Linda Flanagan, the author of the 2022 book Take Back the Game and a frequent critic of today’s youth-sports culture, doesn’t share my optimism. She has no trouble believing that luck is involved with athletic success, but she doesn’t think that acknowledging this fact will change parental behavior. “Hell, they might double down on the investment in time and money, thinking that they need to give their child more chances to get lucky and impress the right coach,” she told me.
But that sort of luck—getting a job on your hundredth interview because the interviewer went to the same high school as you did, say—arguably is more about hustle than it is about serendipity. So is showing up to every soccer practice. Mauboussin’s definition of luck is narrower: It’s the factors you can’t control. No matter how much luck you try to “create” for yourself or your kids, some irreducible randomness might still make or break you.
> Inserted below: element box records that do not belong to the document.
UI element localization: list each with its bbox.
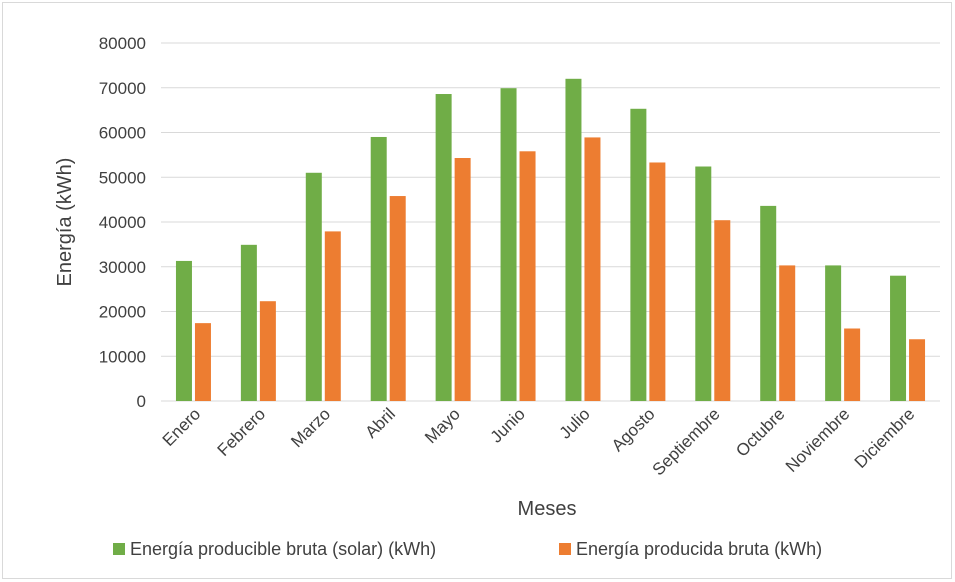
- x-tick-label: Diciembre: [851, 404, 919, 472]
- x-tick-label: Junio: [487, 404, 529, 446]
- bar-solar-agosto: [630, 108, 647, 401]
- bar-producida-octubre: [779, 265, 796, 401]
- bar-solar-noviembre: [825, 265, 842, 401]
- y-tick-label: 70000: [99, 79, 146, 98]
- x-tick-label: Octubre: [732, 404, 788, 460]
- bar-solar-septiembre: [695, 166, 712, 401]
- x-tick-label: Enero: [159, 404, 205, 450]
- bar-producida-junio: [519, 151, 536, 401]
- x-tick-label: Febrero: [214, 404, 270, 460]
- x-axis-title: Meses: [518, 498, 577, 520]
- y-tick-label: 80000: [99, 34, 146, 53]
- legend-swatch: [113, 543, 125, 555]
- bar-producida-febrero: [259, 301, 276, 401]
- y-tick-label: 50000: [99, 168, 146, 187]
- bars: [175, 78, 926, 402]
- y-tick-label: 40000: [99, 213, 146, 232]
- y-axis-ticks: 0 10000 20000 30000 40000 50000 60000 70000 8000…: [99, 34, 146, 411]
- bar-solar-mayo: [435, 94, 452, 401]
- bar-producida-agosto: [649, 162, 666, 401]
- legend-label: Energía producible bruta (solar) (kWh): [130, 539, 436, 559]
- y-tick-label: 20000: [99, 303, 146, 322]
- bar-solar-junio: [500, 88, 517, 401]
- bar-solar-diciembre: [890, 275, 907, 401]
- bar-producida-julio: [584, 137, 601, 402]
- bar-producida-diciembre: [909, 339, 926, 401]
- y-tick-label: 60000: [99, 124, 146, 143]
- bar-solar-febrero: [240, 244, 257, 401]
- bar-producida-noviembre: [844, 328, 861, 401]
- bar-solar-marzo: [305, 172, 322, 401]
- y-tick-label: 0: [137, 392, 146, 411]
- y-axis-title: Energía (kWh): [54, 158, 76, 287]
- x-tick-label: Julio: [556, 404, 594, 442]
- x-tick-label: Agosto: [608, 404, 659, 455]
- x-tick-label: Noviembre: [782, 404, 854, 476]
- legend: Energía producible bruta (solar) (kWh) En…: [113, 539, 822, 559]
- bar-producida-mayo: [454, 158, 471, 401]
- bar-producida-septiembre: [714, 220, 731, 401]
- y-tick-label: 30000: [99, 258, 146, 277]
- x-axis-ticks: Enero Febrero Marzo Abril Mayo Junio Julio Agos…: [159, 404, 919, 479]
- x-tick-label: Septiembre: [649, 404, 724, 479]
- bar-solar-octubre: [760, 205, 777, 401]
- gridlines: [161, 42, 940, 402]
- bar-producida-enero: [194, 323, 211, 401]
- bar-solar-julio: [565, 78, 582, 402]
- bar-producida-abril: [389, 196, 406, 401]
- x-tick-label: Mayo: [421, 404, 464, 447]
- legend-label: Energía producida bruta (kWh): [576, 539, 822, 559]
- y-tick-label: 10000: [99, 347, 146, 366]
- x-tick-label: Marzo: [287, 404, 334, 451]
- legend-swatch: [559, 543, 571, 555]
- bar-solar-enero: [175, 260, 192, 401]
- bar-solar-abril: [370, 136, 387, 401]
- bar-producida-marzo: [324, 231, 341, 401]
- x-tick-label: Abril: [362, 404, 399, 441]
To Baker, the takeaways from recognizing the role of luck are less about individual parents and more about how sports are organized. His advice to teams and governing bodies: “If there’s any way possible for you to avoid a selection, don’t select.” Keep as many athletes as you can in the system for as long as you can, and don’t allocate all of your resources to a chosen (and presumably lucky) few. When real-world constraints eventually and inevitably do require you to select—when you’re anointing these lucky few as your future stars, and casting out those who perhaps sang in one too many holiday concerts—try to leave the door open for future decisions and revisions. After all, Baker says, no matter how carefully you’ve weighed your predictions, “you’re probably wrong.”